The 8 cards have various effects. Some let you add cubes to the board. Some let you swap cubes. One let you change the order in which regions are resolved. Once you use up all your cards, you become an observer. You won't be able to claim any more cubes. You can only hope the rest of the game will turn out OK for you, and maybe try to persuade (i.e. con) the other players to do something that benefits you. To give some variety in starting positions, you get two different cubes at the start of the game. So in total you can have 10 cubes at game end.

The same set of 8 cards that every player gets.

The Play

I played a three player game with Heng (owner and game teacher) and Lester. The game seems simple, but there is actually a lot to think about. The game is mostly open information. Only cubes collected and previous cards played are hidden, but if you have good memory, the game becomes a perfect information game. There is a lot to think about because of the possible alternative ending (British conquest), the tiebreaker conditions, and the impacts of your card play. To play a card or not itself is also a painful decision. Do you wait and see how things go before you decide which faction to invest in? Will it be too late if you wait too long? At one point Lester basically said screw it and played a card Bohnanza-style - the first card from his deck. That spiced things up a little, but it probably was not an ideal move for him.

Game in progress. The Laotian (red) faction already controlled two regions, the ones with the red marker. I like the artwork of this game. Simple, evocative and functional.

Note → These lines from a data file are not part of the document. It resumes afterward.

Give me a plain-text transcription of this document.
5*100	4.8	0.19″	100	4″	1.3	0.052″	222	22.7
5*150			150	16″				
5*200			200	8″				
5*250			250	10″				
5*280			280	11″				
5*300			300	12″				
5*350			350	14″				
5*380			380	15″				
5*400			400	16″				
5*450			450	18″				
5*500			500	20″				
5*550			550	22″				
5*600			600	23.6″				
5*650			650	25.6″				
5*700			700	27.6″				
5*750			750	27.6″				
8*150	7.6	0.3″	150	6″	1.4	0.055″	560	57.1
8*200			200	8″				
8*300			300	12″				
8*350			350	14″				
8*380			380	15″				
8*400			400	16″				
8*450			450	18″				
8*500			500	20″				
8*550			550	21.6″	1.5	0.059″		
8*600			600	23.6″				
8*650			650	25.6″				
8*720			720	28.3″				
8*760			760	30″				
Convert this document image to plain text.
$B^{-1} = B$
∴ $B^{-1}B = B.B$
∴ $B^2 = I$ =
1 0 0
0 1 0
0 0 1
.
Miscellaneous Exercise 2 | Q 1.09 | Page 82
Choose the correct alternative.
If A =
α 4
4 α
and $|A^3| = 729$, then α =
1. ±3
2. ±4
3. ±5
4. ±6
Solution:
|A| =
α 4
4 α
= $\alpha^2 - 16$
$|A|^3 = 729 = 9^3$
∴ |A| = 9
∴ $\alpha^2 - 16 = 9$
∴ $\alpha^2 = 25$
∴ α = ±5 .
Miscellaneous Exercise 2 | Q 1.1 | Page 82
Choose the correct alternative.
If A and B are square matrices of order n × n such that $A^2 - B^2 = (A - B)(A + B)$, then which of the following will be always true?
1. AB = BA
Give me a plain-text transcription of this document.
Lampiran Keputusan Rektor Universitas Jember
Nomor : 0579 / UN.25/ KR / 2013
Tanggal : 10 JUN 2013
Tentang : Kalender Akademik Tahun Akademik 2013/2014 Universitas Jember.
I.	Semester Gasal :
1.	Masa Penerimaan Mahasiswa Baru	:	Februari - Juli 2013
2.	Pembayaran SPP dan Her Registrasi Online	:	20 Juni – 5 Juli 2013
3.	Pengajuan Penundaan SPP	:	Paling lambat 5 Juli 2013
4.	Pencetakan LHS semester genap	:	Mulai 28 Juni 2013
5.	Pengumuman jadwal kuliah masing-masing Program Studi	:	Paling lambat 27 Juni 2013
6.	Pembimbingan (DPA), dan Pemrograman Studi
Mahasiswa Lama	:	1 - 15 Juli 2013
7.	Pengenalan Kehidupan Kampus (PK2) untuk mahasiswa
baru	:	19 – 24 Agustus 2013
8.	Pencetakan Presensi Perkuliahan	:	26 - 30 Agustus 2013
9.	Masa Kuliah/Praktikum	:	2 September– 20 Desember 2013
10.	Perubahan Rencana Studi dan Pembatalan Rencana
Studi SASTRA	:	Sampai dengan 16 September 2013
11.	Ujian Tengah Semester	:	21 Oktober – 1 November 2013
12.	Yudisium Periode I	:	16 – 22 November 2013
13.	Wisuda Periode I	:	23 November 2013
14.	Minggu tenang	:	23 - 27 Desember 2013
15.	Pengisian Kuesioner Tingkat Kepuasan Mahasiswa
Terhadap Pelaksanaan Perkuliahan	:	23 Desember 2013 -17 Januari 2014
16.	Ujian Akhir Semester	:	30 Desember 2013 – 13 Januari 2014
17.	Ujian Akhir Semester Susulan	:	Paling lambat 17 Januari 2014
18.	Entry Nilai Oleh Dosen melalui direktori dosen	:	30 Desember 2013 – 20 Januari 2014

The Laotians (red) did quite well since the start of the game, and we all picked up many red cubes. The Royalists (yellow) were the hopeless ones, and noone really bothered much with them. The Malays (blue) and British did pose some threat, especially the Malays, but in the end the Laotians' early lead could not be surpassed. At game end, I had 4 Laotian cubes, 4 Malay cubes and 2 Royalist cubes. In the case of a local faction controlling Siam, tiebreaker was the most cubes in the second colour. I was quite confident with my 4 Malay cubes. When Lester revealed his cubes, he had 4 Laotian cubes too, but he had 3 each of the Malay and Royalist cubes. He would have won in the case of a British victory, but with a Laotian victory, he lost to me by tiebreaker. Heng had used up his cards earlier than both Lester and I, and could not do anything for the last few rounds of the game. However when he revealed his cubes, he had 5 Laotian, 4 Malay and only 1 Royalist cube! He had invested in the Laotian faction early, and had predicted their victory correctly. I had underestimated how many Laotian cubes he had collected. I should have steered the game away from a Laotian win and invested differently.

The Thoughts

This is a clever and "thinky" game that can be played in a short time. In this respect it is like China and Chicago Express - very compressed, many important decisions within a short time. It is even more succint than both these games. I realise King of Siam is partly an area majority game, (which generally don't interest me), but I quite like this game. It plays in a short time like a filler, but there are many interesting decisions and considerations in the game. This is in no way a light game, despite the short play time. It is a pretty filling filler. Timing is very critical - when to play your cards, when to commit to a faction to support. Reading your opponent's intentions is also important.

You do need to understand the game end conditions and tiebreakers clearly before you play. There are quite a few rules related to these, but they are not difficult to understand. Don't jump in and play while you learn. You need to fully understand all the rules to appreciate the brilliance of the game.

Despite being a relatively simple game, King of Siam can cause analysis paralysis. Beware of players who need to remember everyone else's moves and examine all possible actions. I prefer to play with the cubes hidden as recommended by the rules. Some people may prefer it to be open information, but I'd rather have a bit of memory element to the game than more risk of analysis paralysis.